NEWTON COUNTY, ARKANSAS, Ark. — According to a release from the Osage Nation Historic Preservation Office (ONHPO), officials have successfully petitioned the U.S. Board on Geographic Names (USBGN) to designate the highest peak in the Ozark Mountains, the “Wahzhazhe Summit."

The peak reaches an elevation of 2,561 feet in the Ozark National Forest, situated in the Boston Mountains area of the Osage Nation Ancestral Homelands, a little more than 13 miles east of the city of Pettigrew, AR. 

The Director of the ONHPO, Dr. Andrea Hunter, said that when she saw “Buffalo Lookout" proposed as a name for the peak, she responded.

“I emailed the USBGN stating that rather than naming the summit [after] a fire tower that was on the summit, we suggest naming it for the indigenous people who lived on the Ozark Plateau for 1,300 years before being removed, the Osage Nation,” Dr. Hunter explained. “I submitted a proposal for an alternate name, Wahzhazhe Summit.”

According to the Osage Nation, Wahzhazhe, meaning "People of the Middle Water," was used as a name for themselves, before it was "historically deduced to the interpretation and spelling of 'Osage' after colonization and forced migration."

In response to Dr. Hunter’s proposal, the USBGN sought input from various sources, including the original advocate of "Buffalo Lookout."

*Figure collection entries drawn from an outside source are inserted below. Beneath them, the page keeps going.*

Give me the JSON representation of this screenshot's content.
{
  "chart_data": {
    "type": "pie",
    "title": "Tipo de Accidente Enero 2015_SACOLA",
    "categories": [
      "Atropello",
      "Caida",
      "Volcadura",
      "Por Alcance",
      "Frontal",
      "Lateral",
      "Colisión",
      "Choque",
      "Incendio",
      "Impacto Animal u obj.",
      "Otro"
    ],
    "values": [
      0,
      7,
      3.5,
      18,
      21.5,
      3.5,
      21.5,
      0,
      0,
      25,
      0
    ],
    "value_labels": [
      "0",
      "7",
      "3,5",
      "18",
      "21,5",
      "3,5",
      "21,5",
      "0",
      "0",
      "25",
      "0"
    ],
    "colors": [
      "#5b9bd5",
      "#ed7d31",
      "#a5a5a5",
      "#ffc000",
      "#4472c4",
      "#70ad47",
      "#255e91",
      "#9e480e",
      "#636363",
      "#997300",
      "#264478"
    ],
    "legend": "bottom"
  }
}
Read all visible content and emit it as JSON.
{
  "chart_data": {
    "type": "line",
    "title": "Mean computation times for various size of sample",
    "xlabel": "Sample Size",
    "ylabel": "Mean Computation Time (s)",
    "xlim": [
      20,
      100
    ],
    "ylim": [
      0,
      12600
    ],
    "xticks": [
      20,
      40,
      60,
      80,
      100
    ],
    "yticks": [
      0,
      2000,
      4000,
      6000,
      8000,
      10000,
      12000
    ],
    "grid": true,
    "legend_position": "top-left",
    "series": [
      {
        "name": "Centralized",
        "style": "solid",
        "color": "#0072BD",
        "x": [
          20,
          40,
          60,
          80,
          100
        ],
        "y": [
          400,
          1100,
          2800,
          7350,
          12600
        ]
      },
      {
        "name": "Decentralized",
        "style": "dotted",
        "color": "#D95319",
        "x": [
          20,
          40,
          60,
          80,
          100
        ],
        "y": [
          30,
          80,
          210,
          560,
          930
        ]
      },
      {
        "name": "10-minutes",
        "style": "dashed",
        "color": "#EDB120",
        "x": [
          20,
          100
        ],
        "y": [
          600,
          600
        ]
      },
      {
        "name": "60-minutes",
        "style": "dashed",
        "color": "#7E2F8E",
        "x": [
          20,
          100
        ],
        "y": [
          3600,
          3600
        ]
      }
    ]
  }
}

Dr. Caven Clark, a former archaeologist at Buffalo National River in northern Arkansas, wrote a letter in support of Dr. Hunter's proposal, stating, “The ‘giving’ of this name reasserts the covenant between the Osage people and this living and dynamic landform as a symbolic reference point to a unique past and a shared future."

Credit: 5NEWS
The Osage Nation

“The Osage Nation Historic Preservation Office works tirelessly to protect our ancestral lands across 16 states,” Dr. Hunter said. “The history of our Nation and our footprint on the landscape is generally not known by the public at large. When I see an opportunity where we can assist in educating the public about our ancestral lands, I take it. I couldn’t have been happier with our success.”